Second game you see how easy it is for the templars to abuse their power over the mages. But then everywhere you go, the templars are proven right: everyone seems to be a blood mage. In Asunder, we see that things are coming to a boil and then the mages decide enough is enough, and they part ways with the Circles. By Inquisition everyone's tired of fighting, but no one wants to give up their side. Still plenty of mages miss the conveniences and companionship available within the Circles, even as others revel in their freedom, and still others revel in their power and basically rampage. Then you've got templars who genuinely wanted to protect mages, and templars who simply hate mages. It's a complicated situation and there is no correct solution to it. it could have been presented better, though.
In Inquisition, they definitely did this, but what about Mass Effect?

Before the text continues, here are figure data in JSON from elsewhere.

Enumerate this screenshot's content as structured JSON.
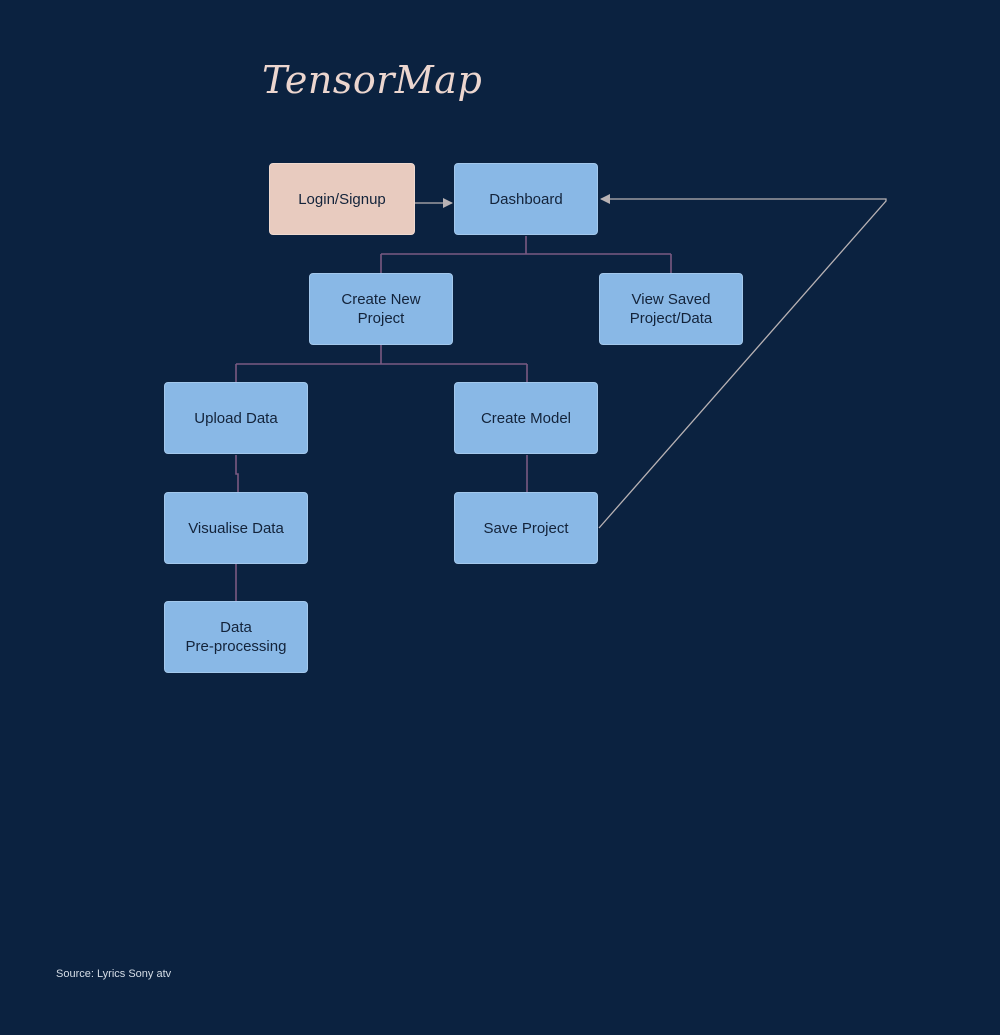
{
  "title": "TensorMap",
  "nodes": {
    "login": "Login/Signup",
    "dashboard": "Dashboard",
    "create_project": "Create New\nProject",
    "view_saved": "View Saved\nProject/Data",
    "upload_data": "Upload Data",
    "create_model": "Create Model",
    "visualise_data": "Visualise Data",
    "save_project": "Save Project",
    "preprocessing": "Data\nPre-processing"
  },
  "source": "Source: Lyrics Sony atv",
  "colors": {
    "background": "#0b2240",
    "node_fill": "#89b8e6",
    "login_fill": "#e8cbbf",
    "tree_line": "#7a5a82",
    "arrow_line": "#b8b2b4"
  }
}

More often than not, there was little subtlety or nuance to the writing. ME1 and ME2 did this best, but there was a lot of problems still in this regard. Hell, the entire ending reframed my entire understanding of the Reapers and their purpose to a point where I arguably support their goals, but that's the exception in a game that had a lot of black and white moral decisions.
Was Cerberus totally unjustified in what they did at Sanctuary? Or did their actions create breakthroughs that might give insight and knowledge into indoctrination and how to overcome it? The game very briefly touches on the latter, when you're talking to Joker for example afterwards (there's an option where you can say that Cerberus succeeded in their goal), but more or less approaches the game from a dichotomous right/wrong standard. It affects even the character's writing and ideology in ME3 for several characters.

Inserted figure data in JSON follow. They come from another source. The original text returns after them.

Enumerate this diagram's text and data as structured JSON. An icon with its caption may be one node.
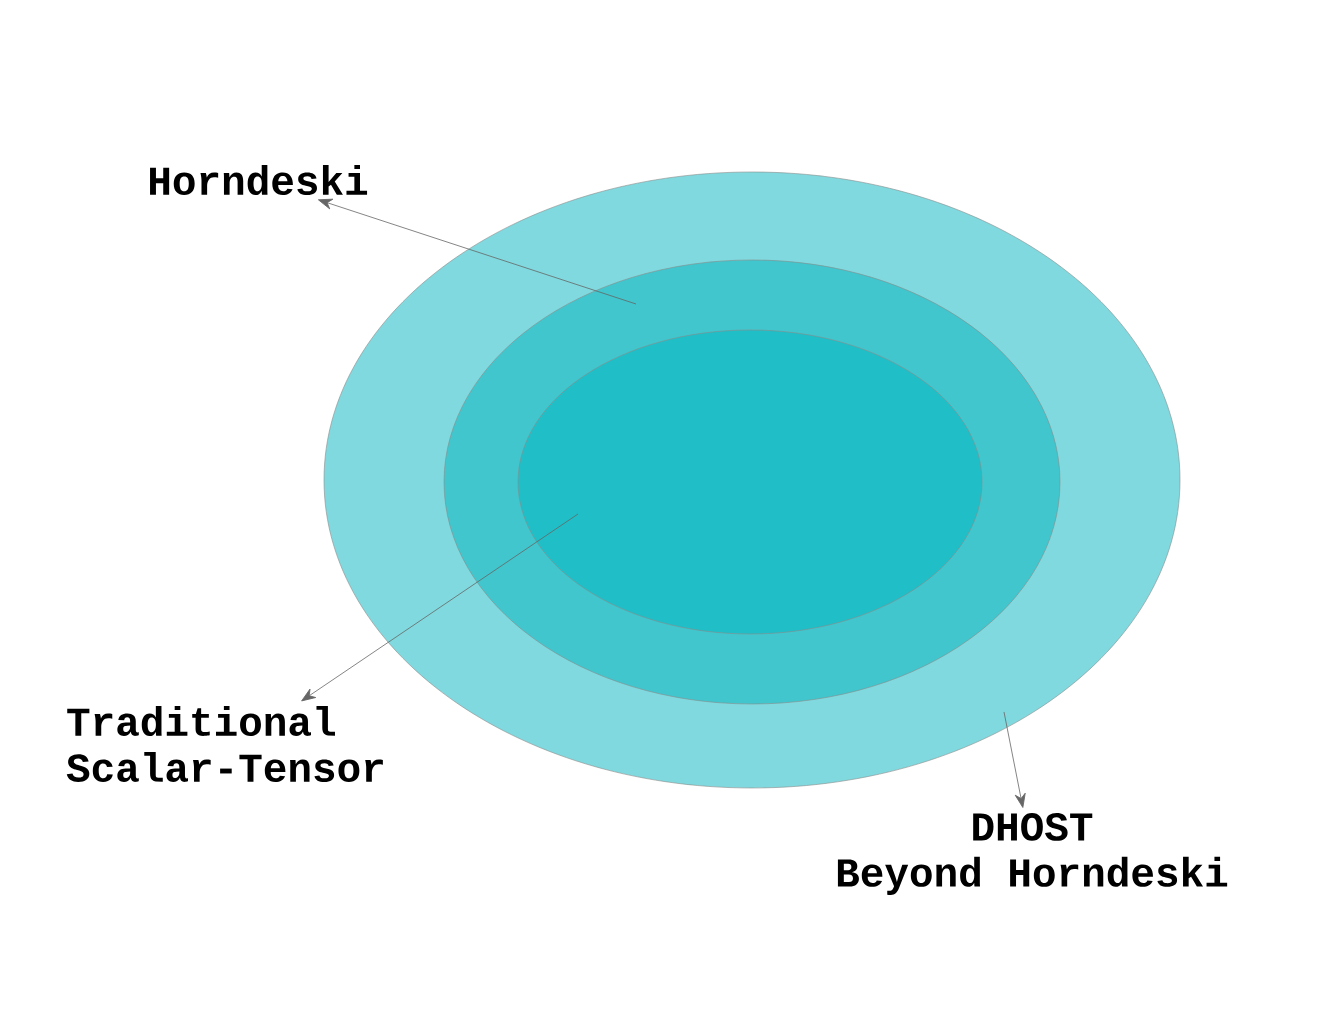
{
  "diagram": {
    "nodes": [
      {
        "text": [],
        "shape": "ellipse"
      },
      {
        "text": [],
        "shape": "ellipse",
        "in": 0
      },
      {
        "text": [],
        "shape": "ellipse",
        "in": 1
      },
      {
        "text": [
          "Horndeski"
        ]
      },
      {
        "text": [
          "Traditional Scalar-Tensor"
        ]
      },
      {
        "text": [
          "DHOST",
          "Beyond Horndeski"
        ]
      }
    ],
    "edges": [
      {
        "from": 1,
        "to": 3,
        "arrow": "to"
      },
      {
        "from": 2,
        "to": 4,
        "arrow": "to"
      },
      {
        "from": 0,
        "to": 5,
        "arrow": "to"
      }
    ]
  }
}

I personally think that my biggest hope for the series is the loss of the P/R morality system, and how it might equate into complex moral or ethical conundrums. That doesn't necessarily = Mature rating, but it does lead to things that most minors aren't mentally equipped to handle. It goes back into the Virmire decision and its ramifications as an ethical dilemma on the rating system.
Those are the sorts of questions that many of my colleagues have to deal with when they're deployed: Sometimes, getting the mission accomplished and the goal completed requires the deaths of Soldiers. And you have to live with knowing that you're ordering someone to go to their death. If you're in a bad enough position, you might even know that you're doing such.
And there is no right answer to that. You're playing with who lives and who dies. That's really not a concept that the kinds of people who can't buy a Mature game can usually handle.